For at least his first year as head of the Mortgage Bankers Association (MBA), David Stevens will be barred from lobbying the federal agency that matters most to many of the trade group's members: the one he's leaving.
Stevens, who last week announced he would step down in mid-April as assistant secretary for the Department of Housing and Urban Development (HUD) and commissioner of the Federal Housing Administration (FHA), will join the MBA as president and chief executive June 1, the group said Tuesday.
"There is a year that he cannot engage with HUD but he can talk to them casually," said David Kittle, senior director of industry relations at IMARC, a mortgage fraud investigation company, and a former MBA chairman who serves on the trade group's nominating committee.
Federal ethics rules restrict senior government officials from lobbying their former agencies for one year after leaving in a "cooling off" period to avoid the appearance of a conflict of interest.
However, when President Obama took office, he extended those restrictions to two years for senior government employees. The rules do not limit what business or group a government official can work for but rather what they can do when once they get there, said a spokesman for the Office of Government Ethics.
Before accepting the MBA job, Stevens worked with HUD's general counsel to make sure he followed any ethics rules, a HUD spokesman said. There also are conflict-of-interest restrictions on negotiating future employment while serving as a public official.
Stevens also may have to recuse himself on a wide range of matters involving HUD beyond simply having an arm's-length relationship with his former agency, the HUD spokesman said.
The FHA has grown in importance during the housing crisis and now insures 30% of all mortgages, up from just 3% in 2006. In addition, HUD is involved in a wide range of issues that the MBA regularly deals with, including the Real Estate Settlement Procedures Act rules covering mortgage disclosures and consumer protections under the Truth-in-Lending Act.

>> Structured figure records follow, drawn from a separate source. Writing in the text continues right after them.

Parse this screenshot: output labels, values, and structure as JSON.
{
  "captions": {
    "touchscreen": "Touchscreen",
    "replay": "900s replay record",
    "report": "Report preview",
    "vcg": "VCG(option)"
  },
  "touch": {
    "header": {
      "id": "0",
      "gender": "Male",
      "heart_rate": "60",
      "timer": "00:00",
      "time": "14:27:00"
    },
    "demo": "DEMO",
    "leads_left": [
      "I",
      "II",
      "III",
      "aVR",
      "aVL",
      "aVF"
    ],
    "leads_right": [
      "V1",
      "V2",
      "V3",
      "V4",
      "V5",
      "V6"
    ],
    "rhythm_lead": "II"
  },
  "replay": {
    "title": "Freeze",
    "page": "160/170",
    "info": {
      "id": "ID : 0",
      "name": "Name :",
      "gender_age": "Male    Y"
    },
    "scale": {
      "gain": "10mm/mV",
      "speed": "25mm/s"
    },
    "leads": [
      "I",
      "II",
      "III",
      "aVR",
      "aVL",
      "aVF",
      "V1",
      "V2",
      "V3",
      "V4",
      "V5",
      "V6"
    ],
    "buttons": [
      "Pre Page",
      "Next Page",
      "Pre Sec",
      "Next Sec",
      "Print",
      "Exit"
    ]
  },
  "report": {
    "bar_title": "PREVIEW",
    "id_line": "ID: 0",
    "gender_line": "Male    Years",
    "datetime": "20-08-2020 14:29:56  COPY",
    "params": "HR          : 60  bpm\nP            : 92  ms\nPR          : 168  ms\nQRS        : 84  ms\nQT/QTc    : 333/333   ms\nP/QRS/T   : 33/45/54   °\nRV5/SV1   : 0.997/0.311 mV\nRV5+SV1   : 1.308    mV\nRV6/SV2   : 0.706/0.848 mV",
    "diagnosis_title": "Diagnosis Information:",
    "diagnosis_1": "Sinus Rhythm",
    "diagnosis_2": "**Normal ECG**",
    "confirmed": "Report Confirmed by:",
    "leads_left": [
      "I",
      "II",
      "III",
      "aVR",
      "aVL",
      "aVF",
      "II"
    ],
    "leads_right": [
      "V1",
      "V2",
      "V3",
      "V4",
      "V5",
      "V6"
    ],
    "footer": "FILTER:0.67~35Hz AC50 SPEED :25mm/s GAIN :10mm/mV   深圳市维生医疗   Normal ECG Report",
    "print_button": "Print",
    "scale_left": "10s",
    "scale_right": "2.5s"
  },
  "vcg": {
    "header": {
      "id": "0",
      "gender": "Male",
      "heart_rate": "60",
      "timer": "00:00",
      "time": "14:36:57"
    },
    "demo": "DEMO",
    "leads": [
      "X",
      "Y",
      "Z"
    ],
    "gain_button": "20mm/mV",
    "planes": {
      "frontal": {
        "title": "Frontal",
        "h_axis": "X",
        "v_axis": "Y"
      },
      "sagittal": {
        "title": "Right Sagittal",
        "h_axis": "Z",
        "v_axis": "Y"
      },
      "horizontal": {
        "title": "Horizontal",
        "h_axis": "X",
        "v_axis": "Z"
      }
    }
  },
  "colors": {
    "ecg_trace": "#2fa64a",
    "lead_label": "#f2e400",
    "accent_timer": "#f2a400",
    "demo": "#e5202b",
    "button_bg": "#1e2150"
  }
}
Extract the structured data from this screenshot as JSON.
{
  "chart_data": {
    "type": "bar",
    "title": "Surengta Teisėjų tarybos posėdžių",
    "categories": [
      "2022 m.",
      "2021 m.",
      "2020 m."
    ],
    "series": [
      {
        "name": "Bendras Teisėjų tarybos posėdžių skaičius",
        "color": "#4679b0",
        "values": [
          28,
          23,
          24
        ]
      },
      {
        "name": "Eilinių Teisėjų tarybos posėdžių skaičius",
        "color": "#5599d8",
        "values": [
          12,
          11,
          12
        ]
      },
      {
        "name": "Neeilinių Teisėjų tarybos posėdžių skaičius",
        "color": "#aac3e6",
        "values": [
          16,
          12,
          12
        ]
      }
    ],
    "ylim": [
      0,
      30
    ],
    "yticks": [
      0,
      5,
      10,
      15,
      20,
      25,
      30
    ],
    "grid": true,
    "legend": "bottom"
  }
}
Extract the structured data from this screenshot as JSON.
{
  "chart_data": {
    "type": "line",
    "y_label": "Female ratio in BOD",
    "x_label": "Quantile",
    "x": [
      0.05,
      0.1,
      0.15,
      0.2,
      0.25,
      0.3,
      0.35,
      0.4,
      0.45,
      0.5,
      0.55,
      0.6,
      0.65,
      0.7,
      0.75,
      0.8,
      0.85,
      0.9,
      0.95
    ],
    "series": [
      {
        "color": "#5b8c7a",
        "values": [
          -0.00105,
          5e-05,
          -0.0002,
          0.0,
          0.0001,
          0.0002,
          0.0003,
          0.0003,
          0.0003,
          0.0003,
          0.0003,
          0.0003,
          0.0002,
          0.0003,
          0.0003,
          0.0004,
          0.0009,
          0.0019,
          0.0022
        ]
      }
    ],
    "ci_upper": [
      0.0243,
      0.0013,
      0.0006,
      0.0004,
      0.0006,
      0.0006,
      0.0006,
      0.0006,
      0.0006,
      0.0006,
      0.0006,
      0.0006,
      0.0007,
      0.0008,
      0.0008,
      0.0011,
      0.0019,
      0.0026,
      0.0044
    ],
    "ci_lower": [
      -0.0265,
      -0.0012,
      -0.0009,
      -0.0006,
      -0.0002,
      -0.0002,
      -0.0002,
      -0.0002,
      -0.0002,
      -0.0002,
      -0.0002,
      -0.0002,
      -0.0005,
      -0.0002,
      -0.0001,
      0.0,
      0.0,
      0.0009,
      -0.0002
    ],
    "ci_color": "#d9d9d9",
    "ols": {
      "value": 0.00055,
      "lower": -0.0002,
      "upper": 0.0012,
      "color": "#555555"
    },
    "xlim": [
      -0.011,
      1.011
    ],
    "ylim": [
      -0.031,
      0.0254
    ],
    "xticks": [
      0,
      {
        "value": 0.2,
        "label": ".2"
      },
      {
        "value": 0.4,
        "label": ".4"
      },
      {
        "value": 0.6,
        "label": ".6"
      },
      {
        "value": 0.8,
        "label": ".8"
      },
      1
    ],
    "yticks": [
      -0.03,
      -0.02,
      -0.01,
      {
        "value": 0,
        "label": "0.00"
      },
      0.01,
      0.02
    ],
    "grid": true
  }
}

Hence it will be a delicate balancing act for Stevens to avoid discussing issues any matters involving HUD or the FHA in his new job, some mortgage lenders said.
"FHA is the primary take-out for purchase money business, so the MBA would be interested in that," said David Zugheri, president of the Houston lender Envoy Mortgage. "Will he find himself at a table with people from his former employer? No question. How do they get around that?"
Zugheri said that even though the MBA has its own team of lobbyists, Stevens "could sit back and not physically approach anyone, but could he influence lobbying efforts? The answer to that is, 'I'm sure.' "
The MBA did not respond by press time to calls seeking comment. Stevens will succeed John Courson, who joined the MBA as chief operating officer in 2008, and helped return the trade group to profitability.
Jan Witold Baran, who heads the government ethics practice at Wiley Rein & Fielding in Washington, said Stevens will be restricted from lobbying HUD, the FHA or the Obama administration, but he can still lobby Congress.
"He's barred from representing them [the MBA] back to his original agency under the law but he also is subject to an ethics pledge under the Obama administration executive order which prevents him from lobbying the administration during the duration of the presidency," Baran said.